Nor is the literacy leap that great, says Matveev. The smarter fintech gets, the lower the knowledge threshold becomes. “Arguably, consumers don’t even need to be that financially literate any more to make the most of digital platforms like ours,” he says.
Traditional banks are wising up to this. Recent years have seen a massive expansion of digital offerings from bricks-and-mortar financial institutions as they seek to keep up with their digital challengers. Restrictions on movement imposed by coronavirus have accelerated this process, with daily use of digital banking channels up by 6 per cent globally over the last year.
This sensitivity to changing consumer patterns includes an appreciation of the need to educate people about basic banking. Kevin Martin, chief operating officer of wealth and personal banking at HSBC, describes a future scenario in which customers kick off a query with an artificial intelligence chatbot and get passed to a frontline colleague should they need more help.
In 2019 alone, HSBC clocked ten million chatbot conversations, a figure it anticipates could increase twelve-fold by 2024. Even so, Martin still expects the human element of banking to persist. Therein lies reassurance when things become complicated.
Quick though banks might be to mimic fintech’s digital tools, their core business model may still rely on keeping customers in the dark. That way the profitable system of covert fees and administration charges can continue.
The end game for illiteracy
Of course, many customers are happy to stick with the status quo. If it costs them more to avoid the perceived faff of actively managing their money online, that’s a price many may be prepared to pay. How well this argument holds up in today’s economy remains to be seen.

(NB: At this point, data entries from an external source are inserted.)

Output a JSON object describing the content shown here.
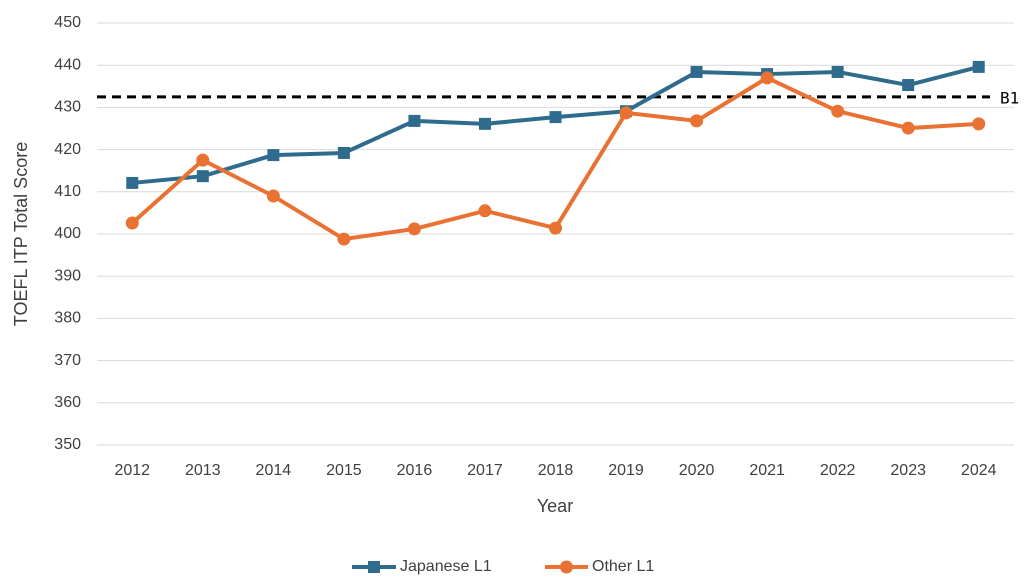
{
  "chart_data": {
    "type": "line",
    "x_label": "Year",
    "y_label": "TOEFL ITP Total Score",
    "categories": [
      "2012",
      "2013",
      "2014",
      "2015",
      "2016",
      "2017",
      "2018",
      "2019",
      "2020",
      "2021",
      "2022",
      "2023",
      "2024"
    ],
    "series": [
      {
        "name": "Japanese L1",
        "color": "#2f6b8c",
        "marker": "square",
        "values": [
          412.1,
          413.7,
          418.7,
          419.2,
          426.8,
          426.1,
          427.7,
          429.1,
          438.4,
          437.9,
          438.4,
          435.3,
          439.6
        ]
      },
      {
        "name": "Other L1",
        "color": "#e97132",
        "marker": "circle",
        "values": [
          402.6,
          417.5,
          409.0,
          398.8,
          401.2,
          405.5,
          401.4,
          428.7,
          426.8,
          437.0,
          429.1,
          425.1,
          426.1
        ]
      }
    ],
    "reference_line": {
      "value": 432.5,
      "label": "B1"
    },
    "ylim": [
      350,
      450
    ],
    "yticks": [
      350,
      360,
      370,
      380,
      390,
      400,
      410,
      420,
      430,
      440,
      450
    ],
    "grid": true,
    "legend": "bottom"
  }
}
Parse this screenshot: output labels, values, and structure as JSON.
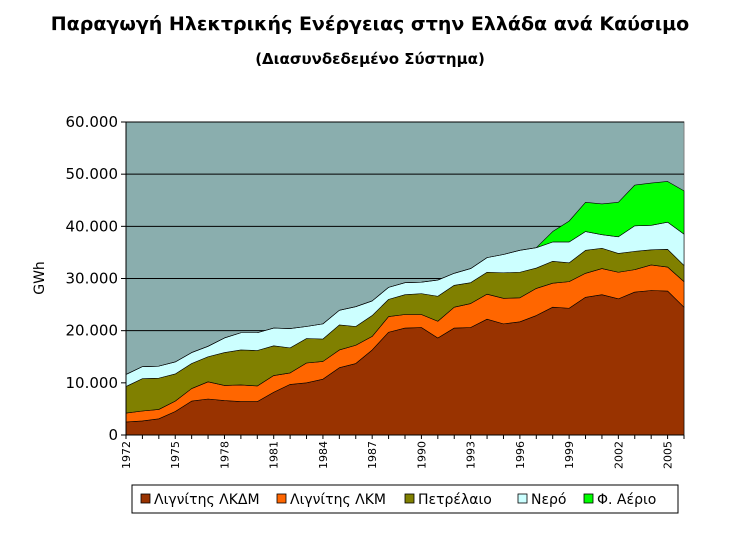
{
  "chart_data": {
    "type": "area",
    "stacked": true,
    "title": "Παραγωγή Ηλεκτρικής Ενέργειας στην Ελλάδα ανά Καύσιμο",
    "subtitle": "(Διασυνδεδεμένο Σύστημα)",
    "xlabel": "",
    "ylabel": "GWh",
    "ylim": [
      0,
      60000
    ],
    "yticks": [
      0,
      10000,
      20000,
      30000,
      40000,
      50000,
      60000
    ],
    "ytick_labels": [
      "0",
      "10.000",
      "20.000",
      "30.000",
      "40.000",
      "50.000",
      "60.000"
    ],
    "xlim": [
      1972,
      2006
    ],
    "xtick_labels": [
      "1972",
      "1975",
      "1978",
      "1981",
      "1984",
      "1987",
      "1990",
      "1993",
      "1996",
      "1999",
      "2002",
      "2005"
    ],
    "grid": true,
    "legend_position": "bottom",
    "plot_background": "#8aaeae",
    "x": [
      1972,
      1973,
      1974,
      1975,
      1976,
      1977,
      1978,
      1979,
      1980,
      1981,
      1982,
      1983,
      1984,
      1985,
      1986,
      1987,
      1988,
      1989,
      1990,
      1991,
      1992,
      1993,
      1994,
      1995,
      1996,
      1997,
      1998,
      1999,
      2000,
      2001,
      2002,
      2003,
      2004,
      2005,
      2006
    ],
    "series": [
      {
        "name": "Λιγνίτης ΛΚΔΜ",
        "color": "#993300",
        "values": [
          2500,
          2700,
          3100,
          4500,
          6500,
          6900,
          6600,
          6400,
          6400,
          8200,
          9700,
          10000,
          10700,
          12900,
          13700,
          16300,
          19700,
          20500,
          20600,
          18600,
          20500,
          20600,
          22200,
          21300,
          21700,
          22900,
          24500,
          24300,
          26400,
          26900,
          26100,
          27400,
          27700,
          27600,
          24500
        ]
      },
      {
        "name": "Λιγνίτης ΛΚΜ",
        "color": "#ff6600",
        "values": [
          1700,
          1900,
          1800,
          2000,
          2400,
          3300,
          2900,
          3200,
          3000,
          3200,
          2200,
          3800,
          3400,
          3400,
          3500,
          2600,
          3000,
          2600,
          2500,
          3200,
          4000,
          4600,
          4800,
          4900,
          4600,
          5200,
          4600,
          5100,
          4600,
          5000,
          5100,
          4300,
          4900,
          4600,
          4900
        ]
      },
      {
        "name": "Πετρέλαιο",
        "color": "#808000",
        "values": [
          5100,
          6200,
          6000,
          5200,
          4800,
          4800,
          6300,
          6700,
          6800,
          5700,
          4800,
          4700,
          4300,
          4800,
          3600,
          4000,
          3300,
          3800,
          4000,
          4800,
          4200,
          4000,
          4200,
          4900,
          4900,
          3900,
          4200,
          3600,
          4400,
          3900,
          3600,
          3500,
          2900,
          3400,
          3100
        ]
      },
      {
        "name": "Νερό",
        "color": "#ccffff",
        "values": [
          2300,
          2300,
          2300,
          2300,
          2100,
          2000,
          2800,
          3300,
          3400,
          3400,
          3700,
          2300,
          2900,
          2800,
          3800,
          2800,
          2300,
          2300,
          2200,
          3100,
          2300,
          2700,
          2800,
          3500,
          4200,
          3900,
          3700,
          4000,
          3600,
          2600,
          3200,
          4900,
          4700,
          5200,
          6000
        ]
      },
      {
        "name": "Φ. Αέριο",
        "color": "#00ff00",
        "values": [
          0,
          0,
          0,
          0,
          0,
          0,
          0,
          0,
          0,
          0,
          0,
          0,
          0,
          0,
          0,
          0,
          0,
          0,
          0,
          0,
          0,
          0,
          0,
          0,
          0,
          0,
          2000,
          4000,
          5600,
          5900,
          6600,
          7800,
          8100,
          7800,
          8300
        ]
      }
    ]
  }
}
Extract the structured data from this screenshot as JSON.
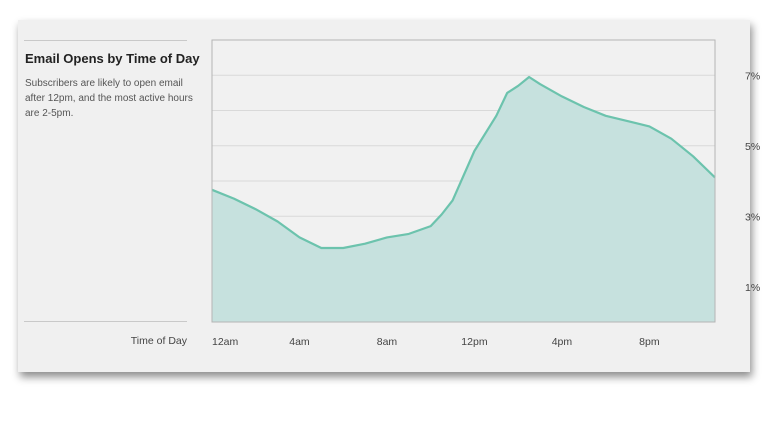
{
  "panel": {
    "title": "Email Opens by Time of Day",
    "description": "Subscribers are likely to open email after 12pm, and the most active hours are 2-5pm.",
    "x_axis_title": "Time of Day"
  },
  "colors": {
    "line": "#6cc3ad",
    "area": "#c6e1de",
    "plot_bg": "#f1f1f1",
    "grid": "#d9d9d9",
    "card_bg": "#f0f0f0"
  },
  "chart_data": {
    "type": "area",
    "title": "Email Opens by Time of Day",
    "xlabel": "Time of Day",
    "ylabel": "",
    "xlim": [
      0,
      23
    ],
    "ylim": [
      0,
      8
    ],
    "grid": true,
    "y_axis_side": "right",
    "x_ticks": [
      {
        "value": 0,
        "label": "12am"
      },
      {
        "value": 4,
        "label": "4am"
      },
      {
        "value": 8,
        "label": "8am"
      },
      {
        "value": 12,
        "label": "12pm"
      },
      {
        "value": 16,
        "label": "4pm"
      },
      {
        "value": 20,
        "label": "8pm"
      }
    ],
    "y_ticks": [
      {
        "value": 1,
        "label": "1%"
      },
      {
        "value": 3,
        "label": "3%"
      },
      {
        "value": 5,
        "label": "5%"
      },
      {
        "value": 7,
        "label": "7%"
      }
    ],
    "series": [
      {
        "x": [
          0,
          1,
          2,
          3,
          4,
          5,
          6,
          7,
          8,
          9,
          10,
          10.5,
          11,
          12,
          13,
          13.5,
          14,
          14.5,
          15,
          16,
          17,
          18,
          19,
          20,
          21,
          22,
          23
        ],
        "values": [
          3.75,
          3.5,
          3.2,
          2.85,
          2.4,
          2.1,
          2.1,
          2.22,
          2.4,
          2.5,
          2.72,
          3.05,
          3.45,
          4.85,
          5.85,
          6.5,
          6.7,
          6.95,
          6.75,
          6.4,
          6.1,
          5.85,
          5.7,
          5.55,
          5.2,
          4.7,
          4.1
        ]
      }
    ]
  }
}
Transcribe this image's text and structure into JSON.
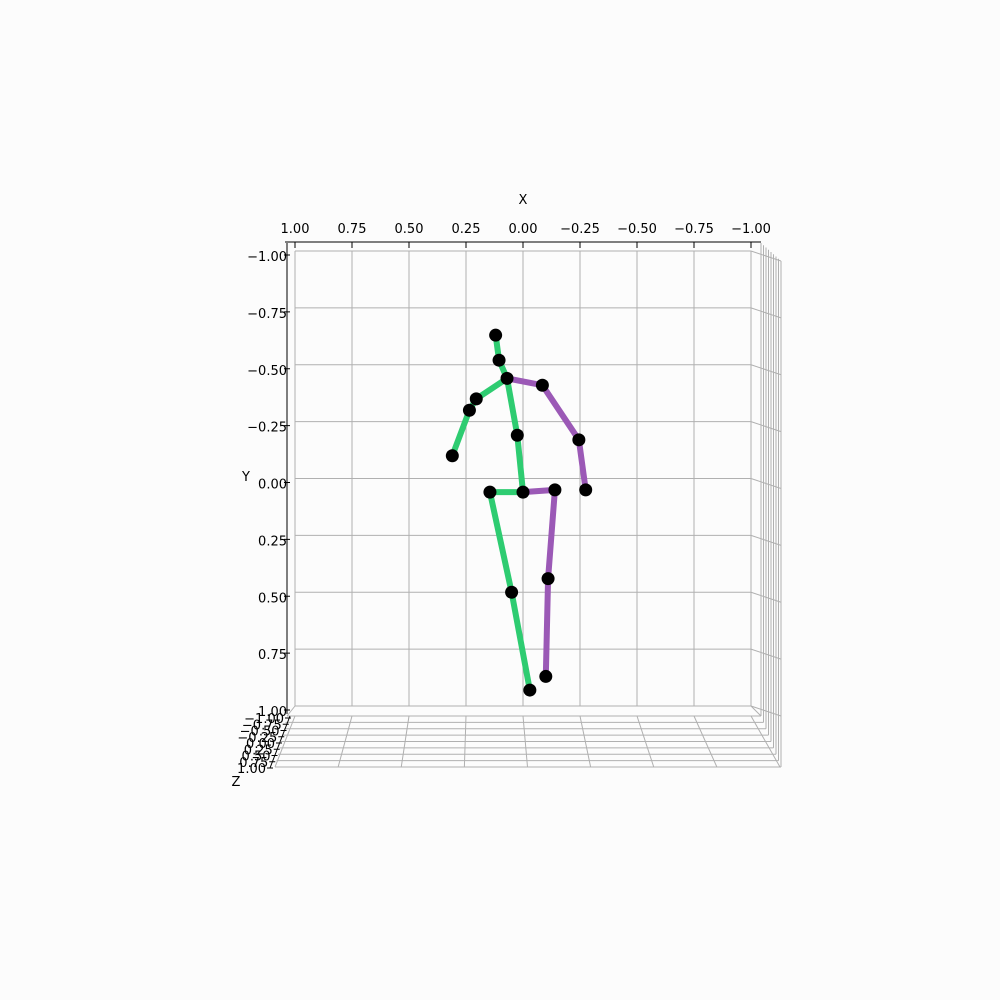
{
  "chart_data": {
    "type": "scatter",
    "subtype": "3d-pose-skeleton",
    "view": "front (looking along z-axis)",
    "xlabel": "X",
    "ylabel": "Y",
    "zlabel": "Z",
    "xlim": [
      1.0,
      -1.0
    ],
    "ylim": [
      -1.0,
      1.0
    ],
    "zlim": [
      -1.0,
      1.0
    ],
    "x_ticks": [
      "1.00",
      "0.75",
      "0.50",
      "0.25",
      "0.00",
      "−0.25",
      "−0.50",
      "−0.75",
      "−1.00"
    ],
    "y_ticks": [
      "−1.00",
      "−0.75",
      "−0.50",
      "−0.25",
      "0.00",
      "0.25",
      "0.50",
      "0.75",
      "1.00"
    ],
    "z_ticks": [
      "−1.00",
      "−0.75",
      "−0.50",
      "−0.25",
      "0.00",
      "0.25",
      "0.50",
      "0.75",
      "1.00"
    ],
    "grid": true,
    "colors": {
      "left_side": "#2ecc71",
      "right_side": "#9b59b6",
      "joint": "#000000",
      "grid": "#b0b0b0",
      "background": "#fcfcfc"
    },
    "joints": [
      {
        "x": 0.12,
        "y": -0.63
      },
      {
        "x": 0.105,
        "y": -0.52
      },
      {
        "x": 0.07,
        "y": -0.44
      },
      {
        "x": -0.085,
        "y": -0.41
      },
      {
        "x": 0.205,
        "y": -0.35
      },
      {
        "x": 0.235,
        "y": -0.3
      },
      {
        "x": -0.245,
        "y": -0.17
      },
      {
        "x": 0.025,
        "y": -0.19
      },
      {
        "x": 0.31,
        "y": -0.1
      },
      {
        "x": -0.275,
        "y": 0.05
      },
      {
        "x": 0.145,
        "y": 0.06
      },
      {
        "x": 0.0,
        "y": 0.06
      },
      {
        "x": -0.14,
        "y": 0.05
      },
      {
        "x": 0.05,
        "y": 0.5
      },
      {
        "x": -0.11,
        "y": 0.44
      },
      {
        "x": -0.03,
        "y": 0.93
      },
      {
        "x": -0.1,
        "y": 0.87
      }
    ],
    "bones": [
      {
        "from": 0,
        "to": 1,
        "side": "left"
      },
      {
        "from": 1,
        "to": 2,
        "side": "left"
      },
      {
        "from": 2,
        "to": 4,
        "side": "left"
      },
      {
        "from": 4,
        "to": 5,
        "side": "left"
      },
      {
        "from": 5,
        "to": 8,
        "side": "left"
      },
      {
        "from": 2,
        "to": 7,
        "side": "left"
      },
      {
        "from": 7,
        "to": 11,
        "side": "left"
      },
      {
        "from": 11,
        "to": 10,
        "side": "left"
      },
      {
        "from": 10,
        "to": 13,
        "side": "left"
      },
      {
        "from": 13,
        "to": 15,
        "side": "left"
      },
      {
        "from": 2,
        "to": 3,
        "side": "right"
      },
      {
        "from": 3,
        "to": 6,
        "side": "right"
      },
      {
        "from": 6,
        "to": 9,
        "side": "right"
      },
      {
        "from": 11,
        "to": 12,
        "side": "right"
      },
      {
        "from": 12,
        "to": 14,
        "side": "right"
      },
      {
        "from": 14,
        "to": 16,
        "side": "right"
      }
    ]
  }
}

Ricky Knox, chief executive of Tandem Bank, doesn’t buy the idea that traditional banks can continue to profit from “human laziness”. Not because people will stop being lazy about their money, but because, through clever tools like Tandem’s auto-savings service, digital services will work around people’s natural inertia.
Annamaria Lusardi, professor at George Washington University’s Global Financial Literacy Excellence Center, agrees. Financial illiteracy may serve the interests of big banks in the short term, but as a long-term strategy it’s doomed, she says: “Better to serve the needs of consumers if they want to keep them.”